(Gerardo, before) Then we agree that the "poverty of stimulus" is a false assumption. But the research of exactly what and how can a child learn from each stimular situation is still a relevant topic for a developmental account of language learning.
(Neil) And that is where we part company. Treating it in terms of "stimular situation" seems too limiting.
(Gerardo) "Too" limiting... for what purposes? Compared to which criterion? Don´t forget that the assessment of "too much" or "not enough" is relative to one or another purpose and criterion, so you cannot dismiss without further argumentation the purpose of having an analytical research program of children´s learning from stimular situations (a purpose that is valuable, at the very least, because it can give us effective tools for assessing and helping people with learning disabilities).
(Gerardo, before) It´s true that the child doesn´t need to acquire "rules of syntax". But he still needs to acquire generalizations (what´s "simmilar") and discriminations (what´s "not simmilar") of words and frames. And for such learning, the child needs experiential data which functions as positive or negative evidence for each generalization and discrimination.
(Neil) That's a standard view, but I do not agree with it. I cannot find any adequate account of "similar" in the literature.
(Gerardo) You don´t know any adequate account? What about the behavioral research about generalization and discrimination of stimulus classes? I´d quickly acknowledge that there´re many unanswered questions yet, but it would be both unfair and self-defeating to deny all the advances of such research area without further argumentation.
(Neil) It seems to me that "similar" is a perceptual judgement, and is prior to being able to discriminate. Roughly speaking, the ability to make judgements of similarity is not something learned through experiential data, but is instead something developed in order to make experiential data possible.
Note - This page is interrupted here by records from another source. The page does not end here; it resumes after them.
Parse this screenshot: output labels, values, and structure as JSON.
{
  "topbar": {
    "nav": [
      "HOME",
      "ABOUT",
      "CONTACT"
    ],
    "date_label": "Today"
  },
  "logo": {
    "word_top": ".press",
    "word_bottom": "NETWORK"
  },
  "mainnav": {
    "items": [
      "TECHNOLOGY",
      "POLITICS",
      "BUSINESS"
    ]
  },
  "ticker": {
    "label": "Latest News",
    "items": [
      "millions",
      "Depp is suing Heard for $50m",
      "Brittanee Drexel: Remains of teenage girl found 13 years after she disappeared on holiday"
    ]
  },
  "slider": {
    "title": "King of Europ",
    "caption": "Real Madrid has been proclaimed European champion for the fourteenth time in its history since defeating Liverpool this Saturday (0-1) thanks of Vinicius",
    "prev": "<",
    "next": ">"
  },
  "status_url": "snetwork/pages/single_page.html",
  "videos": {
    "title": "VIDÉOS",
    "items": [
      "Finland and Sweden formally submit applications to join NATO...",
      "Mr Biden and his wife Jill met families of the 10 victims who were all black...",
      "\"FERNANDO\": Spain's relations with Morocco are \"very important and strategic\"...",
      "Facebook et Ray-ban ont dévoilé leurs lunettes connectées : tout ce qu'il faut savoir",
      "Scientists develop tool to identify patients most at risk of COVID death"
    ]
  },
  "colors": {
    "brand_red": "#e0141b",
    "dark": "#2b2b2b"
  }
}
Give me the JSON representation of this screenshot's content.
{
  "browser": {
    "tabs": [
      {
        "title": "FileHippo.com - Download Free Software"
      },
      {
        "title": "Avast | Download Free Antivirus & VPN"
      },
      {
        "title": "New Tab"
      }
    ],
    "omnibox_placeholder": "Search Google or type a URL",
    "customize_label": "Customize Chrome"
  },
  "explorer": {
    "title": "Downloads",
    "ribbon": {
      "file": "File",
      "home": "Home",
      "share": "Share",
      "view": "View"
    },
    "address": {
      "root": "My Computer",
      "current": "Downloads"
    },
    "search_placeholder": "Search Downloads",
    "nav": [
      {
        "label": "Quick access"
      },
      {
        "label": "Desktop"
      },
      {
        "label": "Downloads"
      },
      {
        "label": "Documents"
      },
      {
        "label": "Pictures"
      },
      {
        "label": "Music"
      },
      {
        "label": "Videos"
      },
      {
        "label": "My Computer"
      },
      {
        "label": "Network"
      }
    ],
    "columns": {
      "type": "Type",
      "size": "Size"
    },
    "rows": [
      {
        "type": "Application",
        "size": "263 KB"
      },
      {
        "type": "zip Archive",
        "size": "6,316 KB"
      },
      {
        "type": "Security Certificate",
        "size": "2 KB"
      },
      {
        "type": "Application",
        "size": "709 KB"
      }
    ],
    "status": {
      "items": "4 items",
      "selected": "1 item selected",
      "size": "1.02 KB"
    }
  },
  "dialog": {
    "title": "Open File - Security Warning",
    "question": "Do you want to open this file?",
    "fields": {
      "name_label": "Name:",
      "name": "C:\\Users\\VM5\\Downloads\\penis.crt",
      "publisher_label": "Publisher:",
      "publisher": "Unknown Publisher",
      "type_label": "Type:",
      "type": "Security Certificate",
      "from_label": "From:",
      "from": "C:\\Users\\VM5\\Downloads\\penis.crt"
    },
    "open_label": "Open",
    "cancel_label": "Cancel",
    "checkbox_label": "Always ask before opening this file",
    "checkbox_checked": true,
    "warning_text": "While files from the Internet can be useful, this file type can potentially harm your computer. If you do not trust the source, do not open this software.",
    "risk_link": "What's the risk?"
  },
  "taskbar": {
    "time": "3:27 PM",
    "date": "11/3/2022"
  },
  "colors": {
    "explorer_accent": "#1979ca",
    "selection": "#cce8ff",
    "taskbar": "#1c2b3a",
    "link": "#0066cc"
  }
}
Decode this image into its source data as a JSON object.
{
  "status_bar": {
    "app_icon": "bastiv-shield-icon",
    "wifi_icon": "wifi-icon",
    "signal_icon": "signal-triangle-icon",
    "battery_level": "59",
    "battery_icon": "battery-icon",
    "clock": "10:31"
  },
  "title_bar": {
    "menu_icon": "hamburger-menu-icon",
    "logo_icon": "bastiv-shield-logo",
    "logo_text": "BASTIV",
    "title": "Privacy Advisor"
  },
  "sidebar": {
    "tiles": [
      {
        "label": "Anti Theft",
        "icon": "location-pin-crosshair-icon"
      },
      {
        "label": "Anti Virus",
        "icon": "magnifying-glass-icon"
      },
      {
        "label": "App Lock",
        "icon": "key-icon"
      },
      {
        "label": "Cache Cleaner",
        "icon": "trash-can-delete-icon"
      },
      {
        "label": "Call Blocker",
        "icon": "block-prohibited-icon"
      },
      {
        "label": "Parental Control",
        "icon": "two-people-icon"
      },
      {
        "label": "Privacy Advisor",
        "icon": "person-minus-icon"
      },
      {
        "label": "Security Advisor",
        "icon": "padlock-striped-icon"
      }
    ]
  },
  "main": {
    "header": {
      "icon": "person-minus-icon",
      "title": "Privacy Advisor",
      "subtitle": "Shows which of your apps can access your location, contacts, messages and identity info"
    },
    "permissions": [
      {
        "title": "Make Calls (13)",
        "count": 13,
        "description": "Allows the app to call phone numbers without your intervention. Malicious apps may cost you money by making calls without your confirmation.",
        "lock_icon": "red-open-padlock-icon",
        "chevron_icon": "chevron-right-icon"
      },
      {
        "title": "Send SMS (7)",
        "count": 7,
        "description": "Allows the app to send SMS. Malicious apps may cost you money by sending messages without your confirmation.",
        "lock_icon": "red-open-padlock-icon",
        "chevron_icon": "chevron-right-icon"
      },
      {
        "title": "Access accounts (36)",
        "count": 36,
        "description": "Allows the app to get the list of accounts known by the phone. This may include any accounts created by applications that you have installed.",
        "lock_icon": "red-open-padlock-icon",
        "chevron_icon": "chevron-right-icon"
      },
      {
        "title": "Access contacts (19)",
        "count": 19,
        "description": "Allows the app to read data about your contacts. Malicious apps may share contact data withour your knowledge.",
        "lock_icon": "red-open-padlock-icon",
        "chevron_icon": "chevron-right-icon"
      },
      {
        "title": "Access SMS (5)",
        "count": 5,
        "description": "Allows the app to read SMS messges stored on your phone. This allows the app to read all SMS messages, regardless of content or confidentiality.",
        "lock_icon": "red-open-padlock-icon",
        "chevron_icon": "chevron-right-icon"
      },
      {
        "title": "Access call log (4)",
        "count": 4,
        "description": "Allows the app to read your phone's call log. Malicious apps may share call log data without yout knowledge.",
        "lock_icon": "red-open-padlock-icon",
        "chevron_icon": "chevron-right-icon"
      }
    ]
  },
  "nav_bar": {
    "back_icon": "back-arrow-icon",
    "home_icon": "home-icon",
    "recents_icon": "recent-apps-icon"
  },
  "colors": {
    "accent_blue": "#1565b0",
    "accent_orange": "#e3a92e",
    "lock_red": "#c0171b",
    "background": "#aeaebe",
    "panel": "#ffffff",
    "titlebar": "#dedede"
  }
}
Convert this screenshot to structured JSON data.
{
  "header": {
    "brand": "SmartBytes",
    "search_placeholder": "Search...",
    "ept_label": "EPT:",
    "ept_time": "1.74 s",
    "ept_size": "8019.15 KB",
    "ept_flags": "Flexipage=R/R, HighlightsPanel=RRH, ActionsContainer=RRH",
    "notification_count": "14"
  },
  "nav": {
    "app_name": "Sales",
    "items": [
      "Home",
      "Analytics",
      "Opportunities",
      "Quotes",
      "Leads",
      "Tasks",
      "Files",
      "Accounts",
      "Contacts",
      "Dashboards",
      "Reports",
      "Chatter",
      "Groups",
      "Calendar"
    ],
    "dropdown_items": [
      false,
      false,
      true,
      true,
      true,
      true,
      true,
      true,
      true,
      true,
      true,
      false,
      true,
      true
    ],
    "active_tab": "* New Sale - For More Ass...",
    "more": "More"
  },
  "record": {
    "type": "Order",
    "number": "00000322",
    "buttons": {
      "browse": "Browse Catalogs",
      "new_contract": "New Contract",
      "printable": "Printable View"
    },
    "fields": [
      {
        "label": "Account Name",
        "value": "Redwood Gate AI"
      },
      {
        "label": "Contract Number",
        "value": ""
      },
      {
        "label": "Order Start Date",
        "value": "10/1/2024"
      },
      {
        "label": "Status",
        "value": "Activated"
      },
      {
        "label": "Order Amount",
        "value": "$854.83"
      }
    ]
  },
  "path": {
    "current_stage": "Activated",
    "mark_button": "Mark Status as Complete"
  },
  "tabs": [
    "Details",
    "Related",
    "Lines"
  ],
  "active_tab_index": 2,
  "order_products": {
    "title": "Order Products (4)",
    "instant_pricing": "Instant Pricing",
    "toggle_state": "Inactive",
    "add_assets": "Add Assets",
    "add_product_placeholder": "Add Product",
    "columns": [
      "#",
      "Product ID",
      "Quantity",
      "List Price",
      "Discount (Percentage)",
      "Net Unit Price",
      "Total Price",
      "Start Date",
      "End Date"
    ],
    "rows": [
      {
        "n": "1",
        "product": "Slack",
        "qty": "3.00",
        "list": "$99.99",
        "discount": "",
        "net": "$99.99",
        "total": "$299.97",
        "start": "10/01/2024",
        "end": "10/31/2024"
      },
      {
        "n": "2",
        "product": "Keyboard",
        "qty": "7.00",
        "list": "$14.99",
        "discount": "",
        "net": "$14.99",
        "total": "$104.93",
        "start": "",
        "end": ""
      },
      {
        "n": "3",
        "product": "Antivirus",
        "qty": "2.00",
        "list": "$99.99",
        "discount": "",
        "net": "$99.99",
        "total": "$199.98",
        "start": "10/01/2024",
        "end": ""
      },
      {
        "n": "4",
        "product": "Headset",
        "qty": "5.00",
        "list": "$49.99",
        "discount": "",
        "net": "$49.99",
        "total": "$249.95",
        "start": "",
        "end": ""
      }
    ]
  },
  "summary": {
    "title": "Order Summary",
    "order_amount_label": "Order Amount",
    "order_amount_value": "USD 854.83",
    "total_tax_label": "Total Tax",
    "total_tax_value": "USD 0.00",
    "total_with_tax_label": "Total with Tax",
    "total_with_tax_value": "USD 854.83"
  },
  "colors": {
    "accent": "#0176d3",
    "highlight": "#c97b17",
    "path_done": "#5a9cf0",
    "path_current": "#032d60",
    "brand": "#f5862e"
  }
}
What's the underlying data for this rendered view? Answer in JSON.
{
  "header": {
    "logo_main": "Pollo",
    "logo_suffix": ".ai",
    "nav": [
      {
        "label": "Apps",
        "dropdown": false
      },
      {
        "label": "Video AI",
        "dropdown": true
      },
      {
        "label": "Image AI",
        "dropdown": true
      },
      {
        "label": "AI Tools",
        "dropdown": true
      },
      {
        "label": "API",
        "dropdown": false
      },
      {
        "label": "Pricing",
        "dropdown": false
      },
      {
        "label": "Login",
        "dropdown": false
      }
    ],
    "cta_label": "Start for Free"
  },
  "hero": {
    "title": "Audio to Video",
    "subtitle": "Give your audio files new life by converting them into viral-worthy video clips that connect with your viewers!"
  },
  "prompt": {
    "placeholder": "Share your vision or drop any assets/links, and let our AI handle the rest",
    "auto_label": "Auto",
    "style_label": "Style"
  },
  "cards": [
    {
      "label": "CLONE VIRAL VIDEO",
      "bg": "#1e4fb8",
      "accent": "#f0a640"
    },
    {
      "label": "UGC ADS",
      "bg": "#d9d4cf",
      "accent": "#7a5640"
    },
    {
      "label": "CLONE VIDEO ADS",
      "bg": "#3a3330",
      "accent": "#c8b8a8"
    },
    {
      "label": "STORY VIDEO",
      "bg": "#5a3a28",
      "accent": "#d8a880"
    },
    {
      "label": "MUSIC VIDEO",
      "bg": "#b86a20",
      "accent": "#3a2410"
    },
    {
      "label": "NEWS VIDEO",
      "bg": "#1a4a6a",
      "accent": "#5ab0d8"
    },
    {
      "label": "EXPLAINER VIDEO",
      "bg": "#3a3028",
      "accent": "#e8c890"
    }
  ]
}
(Gerardo) Well, I´d acknowledge that a lot of similarities don't need to be learned through experiential data (they might be detected as similar thanks to our innate perceptual mechanisms), but you should also acknowledge that a lot of judgements of similarity must be learned through experiential data. For example a doll and a ball are very different objects in their perceptual features, and yet a child can learn that are "of the same kind" at least regarding certain features (i.e., they are "toys", they are "made of plastic", they are "properties of the same child", etc.). How would you account for such kind of judgments of similarity if you deny that they were learned through experiential data?